Personal information
- Native name: Donal O'Mathuna (Irish)
- Born: 2000 (age 25–26) Knocknagree, County Cork, Ireland
- Occupation: Accountant^{[citation needed]}
- Height: 6 ft 1 in (185 cm)

Sport
- Sport: Gaelic Football
- Position: Full-back

Club
- Years: Club
- Knocknagree

Club titles
- Cork titles: 0

College
- Years: College
- 2019-2023: University College Cork

College titles
- Sigerson titles: 1

Inter-county*
- Years: County / Apps (scores)
- 2020 - present: Cork / 1 (0-01)

Inter-county titles
- Munster titles: 0
- All-Irelands: 0
- NFL: 0
- All Stars: 0
- *Inter County team apps and scores correct as of 12:30, 03 May 2024.

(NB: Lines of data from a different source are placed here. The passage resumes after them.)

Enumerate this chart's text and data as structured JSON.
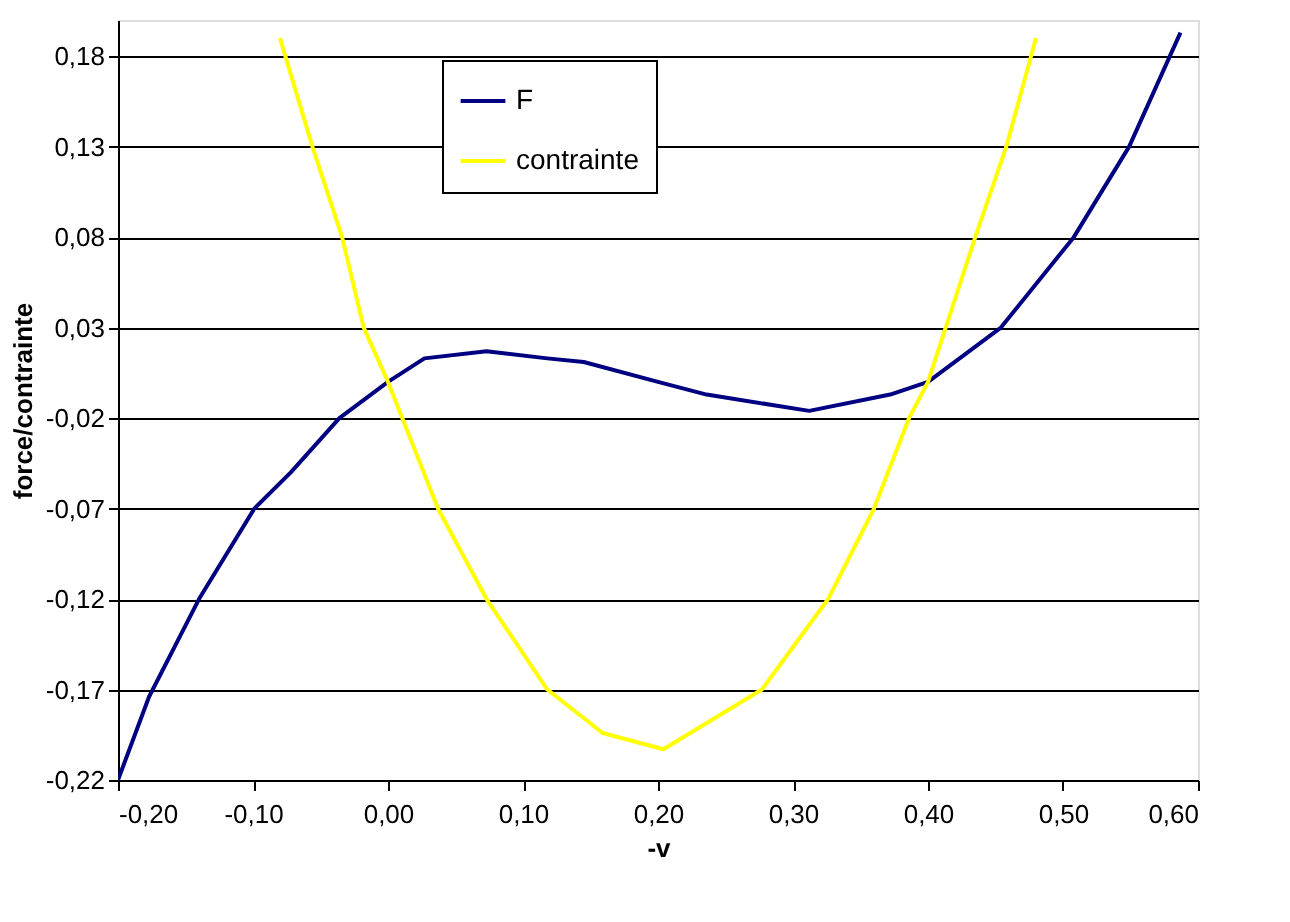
{
  "chart_data": {
    "type": "line",
    "xlabel": "-v",
    "ylabel": "force/contrainte",
    "xlim": [
      -0.2,
      0.6
    ],
    "ylim": [
      -0.22,
      0.2
    ],
    "xticks": [
      {
        "value": -0.2,
        "label": "-0,20"
      },
      {
        "value": -0.1,
        "label": "-0,10"
      },
      {
        "value": 0,
        "label": "0,00"
      },
      {
        "value": 0.1,
        "label": "0,10"
      },
      {
        "value": 0.2,
        "label": "0,20"
      },
      {
        "value": 0.3,
        "label": "0,30"
      },
      {
        "value": 0.4,
        "label": "0,40"
      },
      {
        "value": 0.5,
        "label": "0,50"
      },
      {
        "value": 0.6,
        "label": "0,60"
      }
    ],
    "yticks": [
      {
        "value": 0.18,
        "label": "0,18"
      },
      {
        "value": 0.13,
        "label": "0,13"
      },
      {
        "value": 0.08,
        "label": "0,08"
      },
      {
        "value": 0.03,
        "label": "0,03"
      },
      {
        "value": -0.02,
        "label": "-0,02"
      },
      {
        "value": -0.07,
        "label": "-0,07"
      },
      {
        "value": -0.12,
        "label": "-0,12"
      },
      {
        "value": -0.17,
        "label": "-0,17"
      },
      {
        "value": -0.22,
        "label": "-0,22"
      }
    ],
    "grid": "y",
    "legend": "top",
    "marker": "none",
    "line_style": "solid",
    "series": [
      {
        "name": "F",
        "color": "#000080",
        "x": [
          -0.2,
          -0.177,
          -0.14,
          -0.099,
          -0.072,
          -0.036,
          0,
          0.027,
          0.073,
          0.118,
          0.145,
          0.2,
          0.236,
          0.312,
          0.372,
          0.4,
          0.454,
          0.508,
          0.549,
          0.587
        ],
        "values": [
          -0.22,
          -0.174,
          -0.12,
          -0.07,
          -0.05,
          -0.02,
          0,
          0.013,
          0.017,
          0.013,
          0.011,
          0,
          -0.007,
          -0.016,
          -0.007,
          0,
          0.03,
          0.08,
          0.13,
          0.193
        ]
      },
      {
        "name": "contrainte",
        "color": "#ffff00",
        "x": [
          -0.08,
          -0.056,
          -0.034,
          -0.018,
          0,
          0.037,
          0.073,
          0.118,
          0.159,
          0.204,
          0.277,
          0.326,
          0.36,
          0.386,
          0.4,
          0.435,
          0.458,
          0.48
        ],
        "values": [
          0.19,
          0.13,
          0.08,
          0.03,
          0,
          -0.07,
          -0.12,
          -0.17,
          -0.194,
          -0.203,
          -0.17,
          -0.12,
          -0.07,
          -0.02,
          0,
          0.08,
          0.13,
          0.19
        ]
      }
    ]
  }
}
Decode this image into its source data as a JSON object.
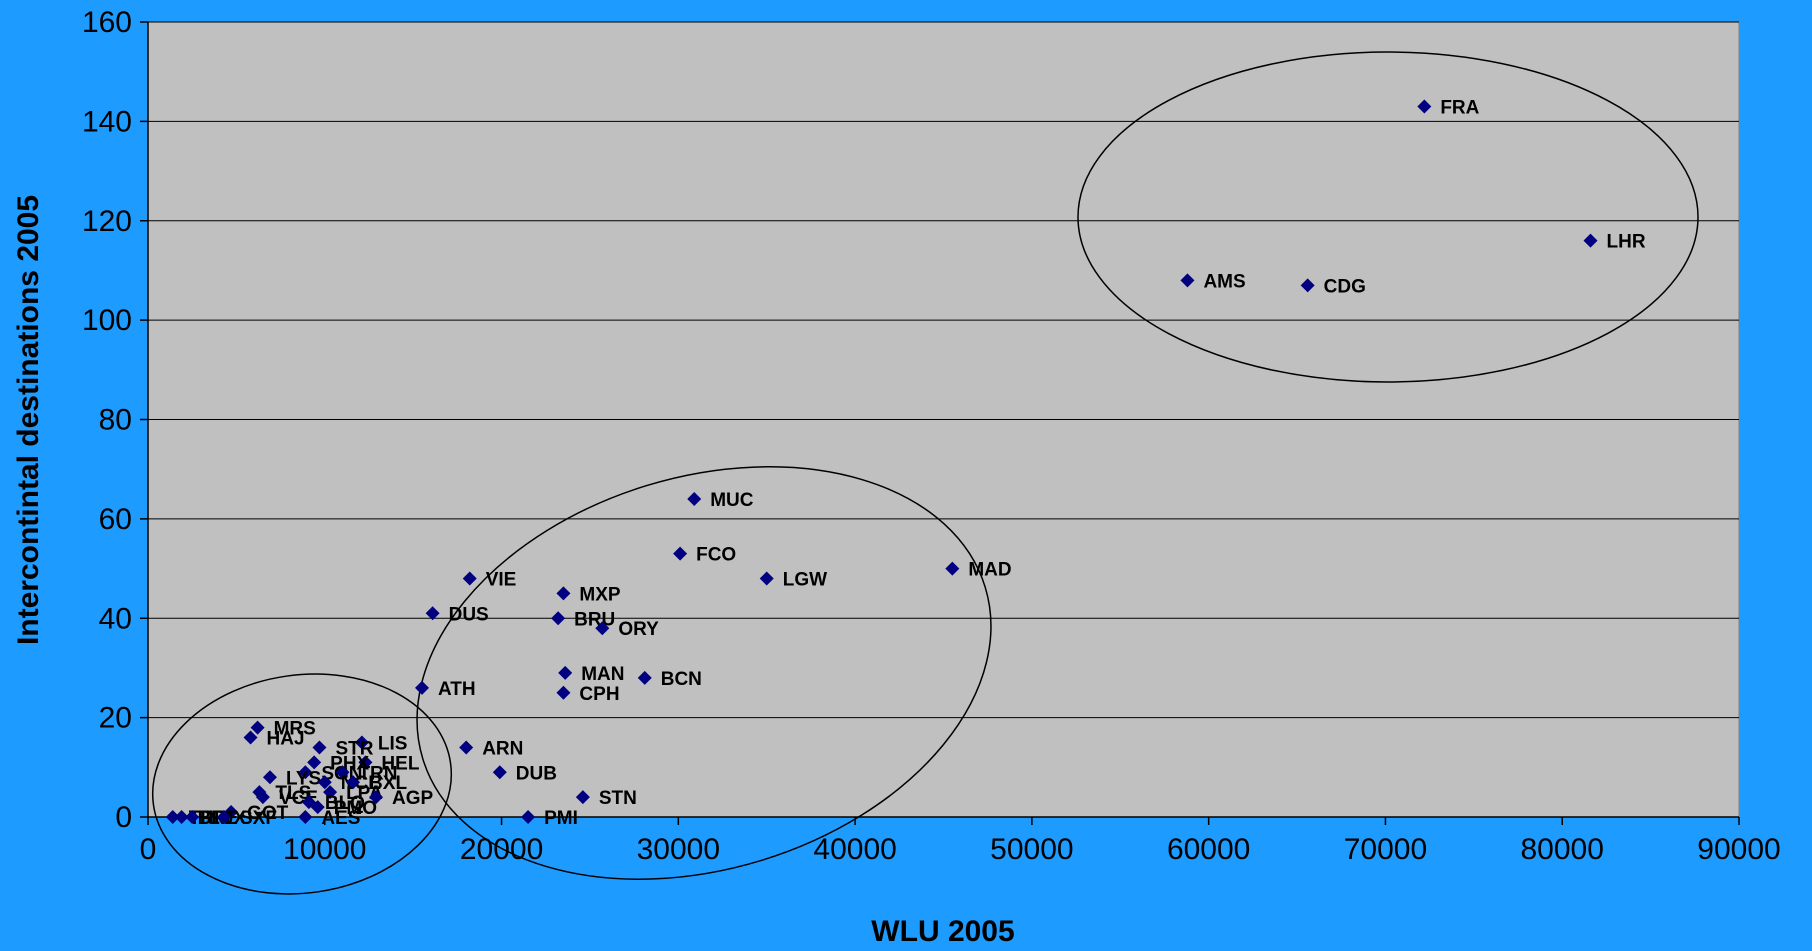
{
  "chart_data": {
    "type": "scatter",
    "title": "",
    "xlabel": "WLU 2005",
    "ylabel": "Intercontintal destinations 2005",
    "xlim": [
      0,
      90000
    ],
    "ylim": [
      0,
      160
    ],
    "x_ticks": [
      0,
      10000,
      20000,
      30000,
      40000,
      50000,
      60000,
      70000,
      80000,
      90000
    ],
    "y_ticks": [
      0,
      20,
      40,
      60,
      80,
      100,
      120,
      140,
      160
    ],
    "grid": "horizontal",
    "colors": {
      "background": "#1E9BFF",
      "plot_area": "#C0C0C0",
      "marker": "#000080"
    },
    "series": [
      {
        "points": [
          {
            "label": "FRA",
            "x": 72200,
            "y": 143
          },
          {
            "label": "LHR",
            "x": 81600,
            "y": 116
          },
          {
            "label": "AMS",
            "x": 58800,
            "y": 108
          },
          {
            "label": "CDG",
            "x": 65600,
            "y": 107
          },
          {
            "label": "MUC",
            "x": 30900,
            "y": 64
          },
          {
            "label": "FCO",
            "x": 30100,
            "y": 53
          },
          {
            "label": "MAD",
            "x": 45500,
            "y": 50
          },
          {
            "label": "LGW",
            "x": 35000,
            "y": 48
          },
          {
            "label": "VIE",
            "x": 18200,
            "y": 48
          },
          {
            "label": "MXP",
            "x": 23500,
            "y": 45
          },
          {
            "label": "DUS",
            "x": 16100,
            "y": 41
          },
          {
            "label": "BRU",
            "x": 23200,
            "y": 40
          },
          {
            "label": "ORY",
            "x": 25700,
            "y": 38
          },
          {
            "label": "MAN",
            "x": 23600,
            "y": 29
          },
          {
            "label": "BCN",
            "x": 28100,
            "y": 28
          },
          {
            "label": "ATH",
            "x": 15500,
            "y": 26
          },
          {
            "label": "CPH",
            "x": 23500,
            "y": 25
          },
          {
            "label": "MRS",
            "x": 6200,
            "y": 18
          },
          {
            "label": "HAJ",
            "x": 5800,
            "y": 16
          },
          {
            "label": "LIS",
            "x": 12100,
            "y": 15
          },
          {
            "label": "ARN",
            "x": 18000,
            "y": 14
          },
          {
            "label": "STR",
            "x": 9700,
            "y": 14
          },
          {
            "label": "HEL",
            "x": 12300,
            "y": 11
          },
          {
            "label": "PHX",
            "x": 9400,
            "y": 11
          },
          {
            "label": "DUB",
            "x": 19900,
            "y": 9
          },
          {
            "label": "SGN",
            "x": 8900,
            "y": 9
          },
          {
            "label": "TRN",
            "x": 11000,
            "y": 9
          },
          {
            "label": "LYS",
            "x": 6900,
            "y": 8
          },
          {
            "label": "NCE",
            "x": 10000,
            "y": 7
          },
          {
            "label": "BXL",
            "x": 11600,
            "y": 7
          },
          {
            "label": "TLS",
            "x": 6300,
            "y": 5
          },
          {
            "label": "LPA",
            "x": 10300,
            "y": 5
          },
          {
            "label": "AGP",
            "x": 12900,
            "y": 4
          },
          {
            "label": "STN",
            "x": 24600,
            "y": 4
          },
          {
            "label": "VCE",
            "x": 6500,
            "y": 4
          },
          {
            "label": "BLQ",
            "x": 9100,
            "y": 3
          },
          {
            "label": "PMO",
            "x": 9600,
            "y": 2
          },
          {
            "label": "GOT",
            "x": 4700,
            "y": 1
          },
          {
            "label": "AES",
            "x": 8900,
            "y": 0
          },
          {
            "label": "PMI",
            "x": 21500,
            "y": 0
          },
          {
            "label": "TRF",
            "x": 1400,
            "y": 0
          },
          {
            "label": "BRE",
            "x": 1900,
            "y": 0
          },
          {
            "label": "LUX",
            "x": 2500,
            "y": 0
          },
          {
            "label": "SXF",
            "x": 4300,
            "y": 0
          }
        ]
      }
    ]
  }
}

= Daniel O'Mahony (Gaelic footballer) =

Irish Gaelic footballer

Daniel O'Mahony (born 2000) is an Irish Gaelic footballer. At club level he plays with Knocknagree and at inter-county level with the Cork senior football team.

== Career ==

As a child, O'Mahony played at juvenile and underage levels with Knocknagree GAA Club. After making his senior team debut in 2018, he was part of the club's Cork Intermediate and Premier Intermediate Championship victories in 2019 and 2021.

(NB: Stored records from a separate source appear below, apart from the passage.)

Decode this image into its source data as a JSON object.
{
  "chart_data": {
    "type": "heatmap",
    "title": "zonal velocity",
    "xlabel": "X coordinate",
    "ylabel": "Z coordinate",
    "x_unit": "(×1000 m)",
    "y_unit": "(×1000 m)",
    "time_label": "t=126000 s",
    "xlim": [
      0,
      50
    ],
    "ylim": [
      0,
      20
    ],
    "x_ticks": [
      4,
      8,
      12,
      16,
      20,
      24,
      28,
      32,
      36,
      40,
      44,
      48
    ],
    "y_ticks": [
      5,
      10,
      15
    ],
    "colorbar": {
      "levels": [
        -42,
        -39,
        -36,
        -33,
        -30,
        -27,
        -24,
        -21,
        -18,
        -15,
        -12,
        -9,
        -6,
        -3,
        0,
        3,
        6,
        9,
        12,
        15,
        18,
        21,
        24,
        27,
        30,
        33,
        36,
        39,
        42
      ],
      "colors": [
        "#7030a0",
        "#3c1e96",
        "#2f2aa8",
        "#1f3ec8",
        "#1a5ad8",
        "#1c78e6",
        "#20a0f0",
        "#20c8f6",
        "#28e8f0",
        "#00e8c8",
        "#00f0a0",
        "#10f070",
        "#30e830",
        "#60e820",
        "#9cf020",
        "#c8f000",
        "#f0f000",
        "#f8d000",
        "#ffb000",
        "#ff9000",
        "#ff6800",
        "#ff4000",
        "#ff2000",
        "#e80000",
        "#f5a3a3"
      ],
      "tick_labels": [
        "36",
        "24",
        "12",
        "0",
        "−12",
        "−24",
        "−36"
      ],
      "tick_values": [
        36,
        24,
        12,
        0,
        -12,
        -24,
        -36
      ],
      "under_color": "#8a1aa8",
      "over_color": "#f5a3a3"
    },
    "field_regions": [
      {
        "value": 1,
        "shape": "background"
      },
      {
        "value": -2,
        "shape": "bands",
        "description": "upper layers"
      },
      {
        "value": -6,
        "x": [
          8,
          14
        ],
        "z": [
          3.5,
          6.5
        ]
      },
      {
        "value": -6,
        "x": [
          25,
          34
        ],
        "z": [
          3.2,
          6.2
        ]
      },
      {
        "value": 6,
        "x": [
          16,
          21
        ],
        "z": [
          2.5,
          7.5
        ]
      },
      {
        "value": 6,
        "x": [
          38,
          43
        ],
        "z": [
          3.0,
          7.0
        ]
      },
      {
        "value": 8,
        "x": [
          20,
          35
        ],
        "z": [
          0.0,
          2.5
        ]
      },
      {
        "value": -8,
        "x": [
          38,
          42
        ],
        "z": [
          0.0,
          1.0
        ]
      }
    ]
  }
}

O'Mahony won the 2023 Sigerson Cup with UCC, and was subsequently named both on the 2023 "Sigerson Team of the Year" and won the overall Sigerson "Player of the Year" award for 2023.

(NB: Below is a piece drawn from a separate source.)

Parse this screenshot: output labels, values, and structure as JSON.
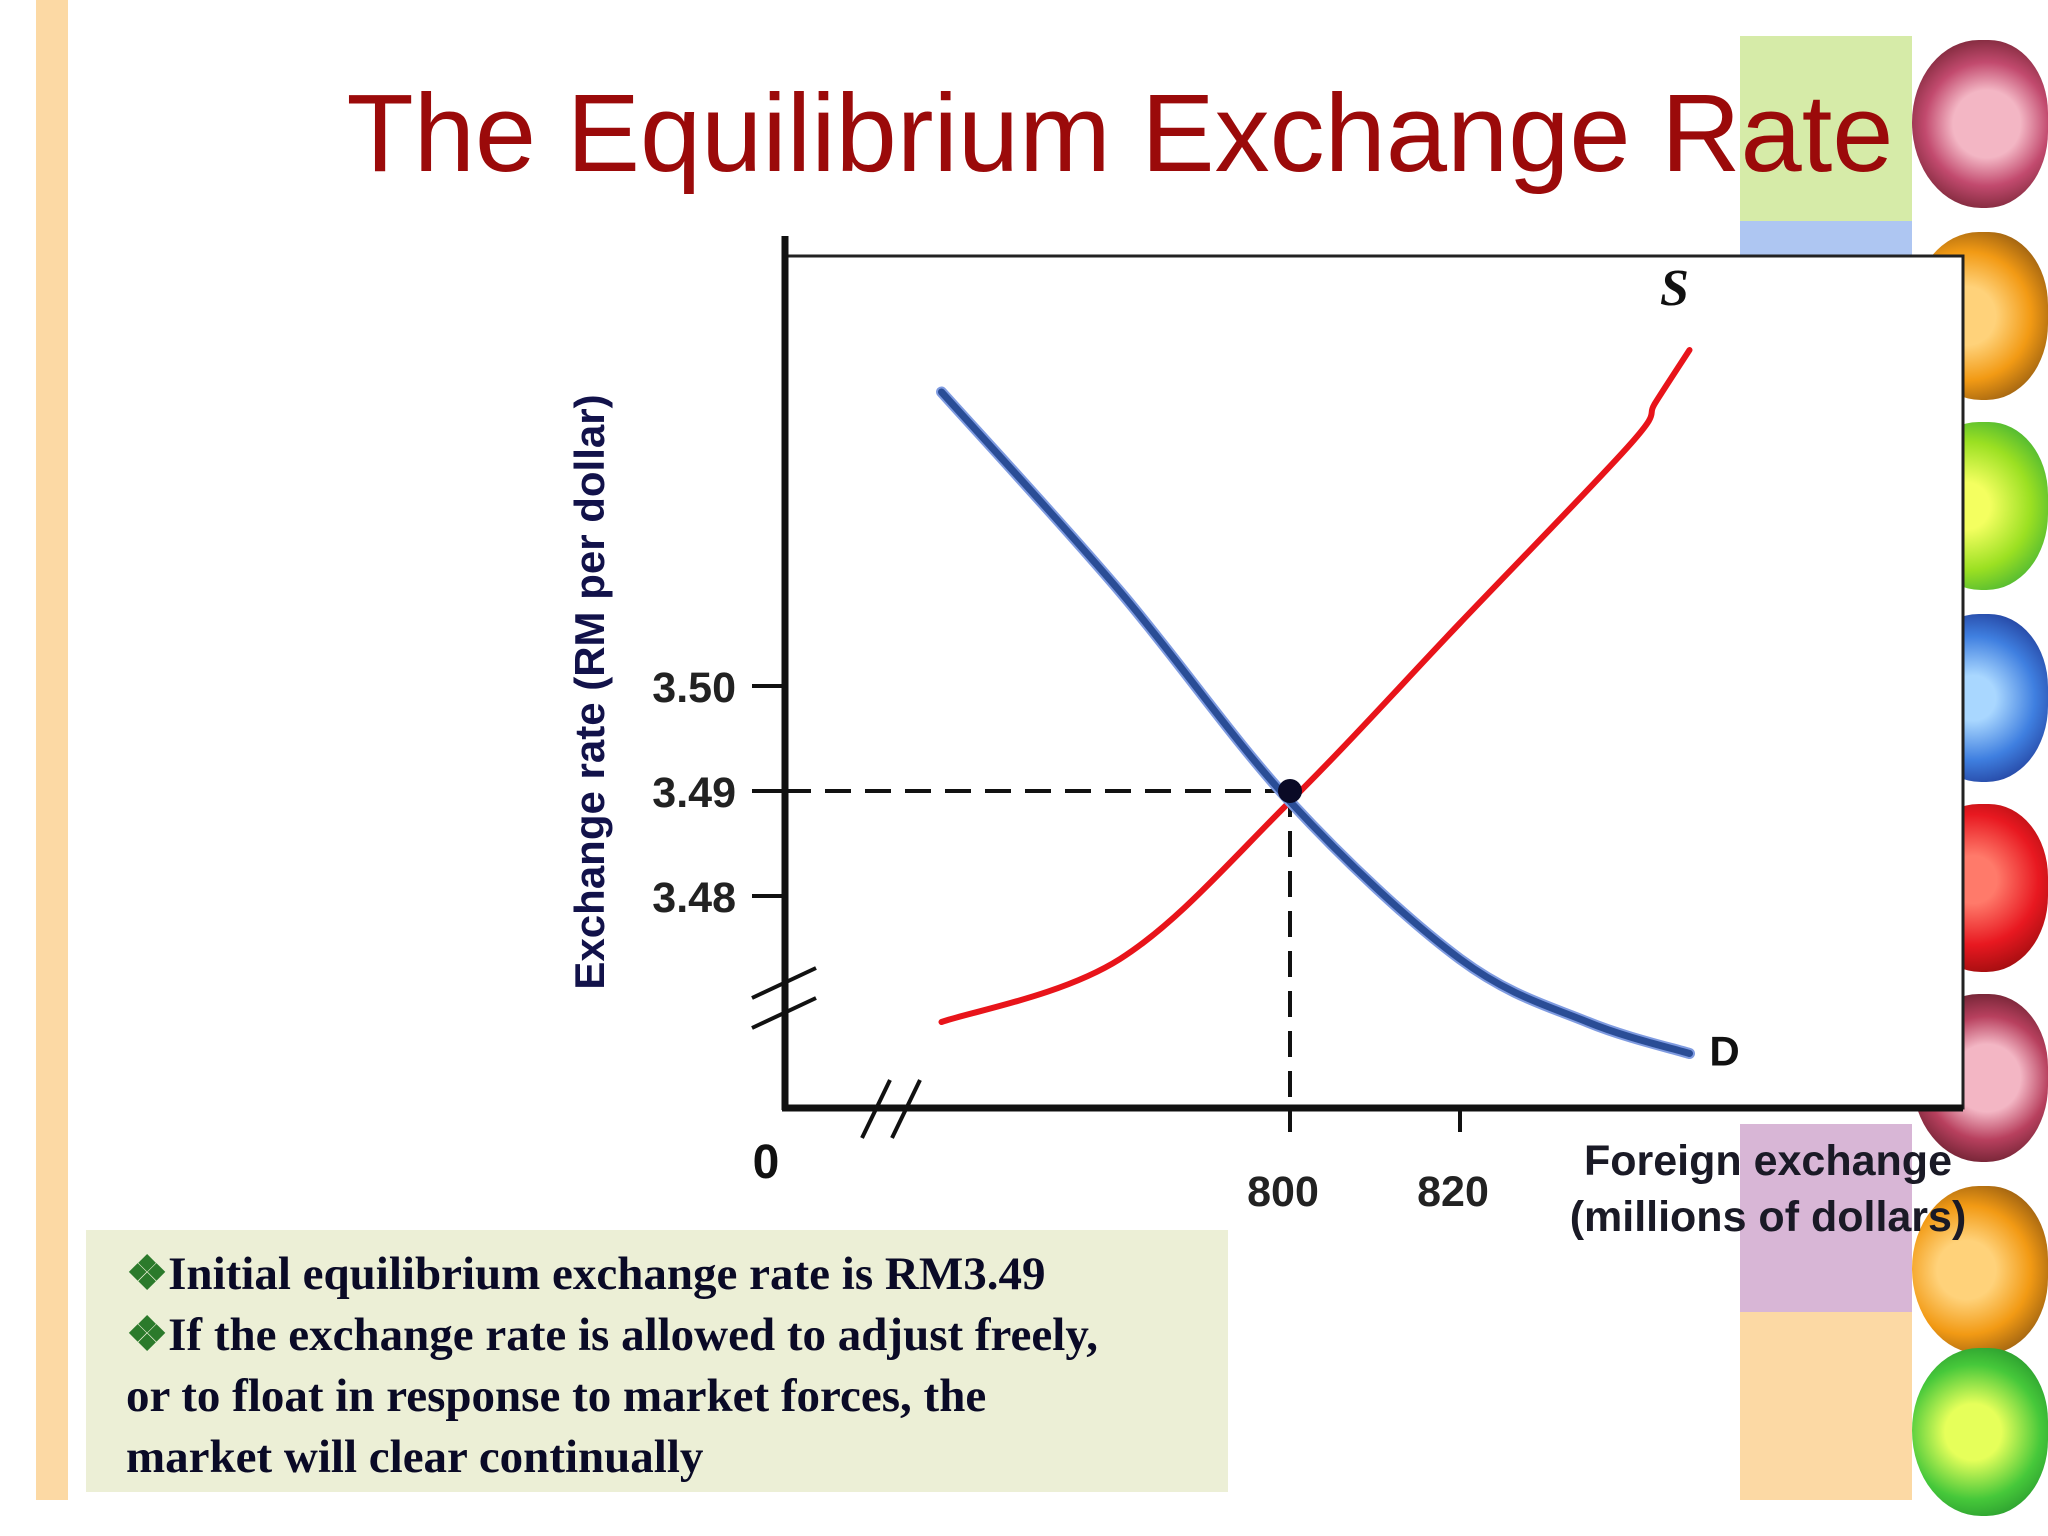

O'Mahony made his Senior intercounty debut for the Cork Senior football team against Kildare in 2020. Since then, he has played at full-back for the Cork Senior football team.

== Personal life ==
O'Mahony's maternal uncle is former Kerry senior footballer Aidan O'Mahony. This led him to don the Kerry jersey in support during his uncle's playing years with Kerry.

Prior to playing Gaelic football, he played rugby.